Велико было доверие Государя к Суворову. Подозрительный, недоверчивый, склонный к ограничению всякой власти, кроме своей собственной, Павел I давал однако же своему полководцу обширнейшие, безграничные полномочия. Точно также он поступал, сообщая Суворову свои наставления, или вернее сказать мысли, на разные случаи; он как будто боялся сказать что-нибудь лишнее, связать подданного обязательностью указаний государя. В подобных рескриптах Павел I постоянно делает оговорки, предоставляющие Суворову полную волю - принять или не принимать указание; употребляет слова "советую", "на ваше усмотрение" и другие подобные. В одном из рескриптов он выражается даже так: "сие предлагаю, прося простить меня в том и возлагая на вас самих избрать - что делать;... верьте, что я знаю цену вам". Такое отношение Павла к Суворову, порожденное обстоятельствами, действительно было единственно-возможным путем; подробные обязательные инструкции оказались бы неисполнимыми или гибельными. Во всяком случае, возможность подобных безграничных полномочий едва ли могла даже присниться членам Венского кабинета, по отношению к своим генералам. Выступление Суворова с одними русскими войсками, при обстоятельствах самых неблагоприятных, сделалось таким образом неотвратимым. Надо было торопиться, но в сроке капитуляции тортонской цитадели заключалось препятствие; Суворов остался выжидать, с тем, чтобы потом наверстать быстротою похода. Однако такое выжидание было крайне томительно в виду тревожного будущего, а потому он решился положиться на авось, тронувшись в путь хоть несколькими днями прежде срока. Рано утром, 28 августа, Дерфельден выступил из Асти, а Розенберг из Ривальты, - оба по направлению к С.-Готару. Но в тот же день, к вечеру, получено известие, что неприятель тремя сильными колоннами показался из гор для освобождения Тортоны, а потому Суворов приказал войскам возвратиться. Обратный поход произведен с быстротою замечательною, за что объявлена от фельдмаршала благодарность. Августа 30 Моро, не зная еще о возвращении русских войск, предпринял вторую попытку к освобождению Тортоны, но удостоверившись собственными глазами в присутствии корпуса Розенберга, отступил. В тот же день австрийские войска заняли, по условию капитуляции, караулы у цитадельных ворот, и на завтра французский гарнизон, в числе почти 1,100 человек, вышел из крепости, оставив 75 орудий, большое число ружей, пороху и других запасов. В 7 часов утра русские войска снова выступили в путь по направлению к Швейцарии.

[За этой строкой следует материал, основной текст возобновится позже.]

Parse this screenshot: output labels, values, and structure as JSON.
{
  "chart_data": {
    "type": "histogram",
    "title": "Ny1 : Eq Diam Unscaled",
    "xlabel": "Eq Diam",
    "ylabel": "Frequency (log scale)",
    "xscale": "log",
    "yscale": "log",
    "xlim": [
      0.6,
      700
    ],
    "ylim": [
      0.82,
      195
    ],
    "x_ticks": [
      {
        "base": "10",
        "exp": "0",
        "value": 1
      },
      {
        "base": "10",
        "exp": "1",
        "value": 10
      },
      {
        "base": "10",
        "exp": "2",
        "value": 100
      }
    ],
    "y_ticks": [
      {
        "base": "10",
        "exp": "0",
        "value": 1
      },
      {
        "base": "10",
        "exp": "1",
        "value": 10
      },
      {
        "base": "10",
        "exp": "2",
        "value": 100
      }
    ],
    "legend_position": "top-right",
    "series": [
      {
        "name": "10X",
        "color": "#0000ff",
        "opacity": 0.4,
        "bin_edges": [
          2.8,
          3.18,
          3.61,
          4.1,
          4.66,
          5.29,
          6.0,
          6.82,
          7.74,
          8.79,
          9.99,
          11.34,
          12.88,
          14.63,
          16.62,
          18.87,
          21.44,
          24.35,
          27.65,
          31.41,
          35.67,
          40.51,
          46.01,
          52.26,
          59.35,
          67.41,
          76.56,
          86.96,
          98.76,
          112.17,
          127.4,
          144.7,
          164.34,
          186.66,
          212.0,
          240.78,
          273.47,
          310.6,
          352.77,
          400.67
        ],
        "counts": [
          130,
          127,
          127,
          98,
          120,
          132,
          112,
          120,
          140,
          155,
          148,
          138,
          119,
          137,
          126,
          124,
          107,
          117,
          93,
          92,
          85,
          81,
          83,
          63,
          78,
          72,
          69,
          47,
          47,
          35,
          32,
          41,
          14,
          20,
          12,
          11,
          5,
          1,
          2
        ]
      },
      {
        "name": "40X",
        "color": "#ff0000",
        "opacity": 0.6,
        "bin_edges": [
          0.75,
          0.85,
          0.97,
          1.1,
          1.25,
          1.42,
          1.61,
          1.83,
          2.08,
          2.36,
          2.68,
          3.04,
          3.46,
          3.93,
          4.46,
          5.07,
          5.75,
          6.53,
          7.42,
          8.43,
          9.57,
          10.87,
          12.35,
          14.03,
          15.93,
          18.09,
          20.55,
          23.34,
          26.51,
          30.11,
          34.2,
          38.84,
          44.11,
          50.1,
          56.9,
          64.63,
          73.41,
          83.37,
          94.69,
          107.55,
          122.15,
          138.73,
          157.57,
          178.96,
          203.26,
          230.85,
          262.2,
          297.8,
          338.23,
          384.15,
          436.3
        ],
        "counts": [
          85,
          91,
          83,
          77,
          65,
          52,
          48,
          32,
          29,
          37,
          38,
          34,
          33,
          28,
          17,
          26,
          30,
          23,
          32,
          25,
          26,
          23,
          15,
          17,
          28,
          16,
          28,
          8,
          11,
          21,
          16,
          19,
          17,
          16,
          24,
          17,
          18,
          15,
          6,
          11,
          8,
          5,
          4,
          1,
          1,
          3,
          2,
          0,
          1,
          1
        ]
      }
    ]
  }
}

Поступок Суворова заслуживает внимания. Австрийские войска уже были сданы Меласу, который оставался в Италии самостоятельным главнокомандующим, и всякое промедление в движении русских корпусов, могло нанести вред им самим на новом театре войны. Несмотря на это, Суворов счел долгом выполнить свою обязанность до конца, хотя гофкригсрат и эрц-герцог Карл поступили с ним самим совсем иначе. Очевидно, на чьей стороне союза находилась честность.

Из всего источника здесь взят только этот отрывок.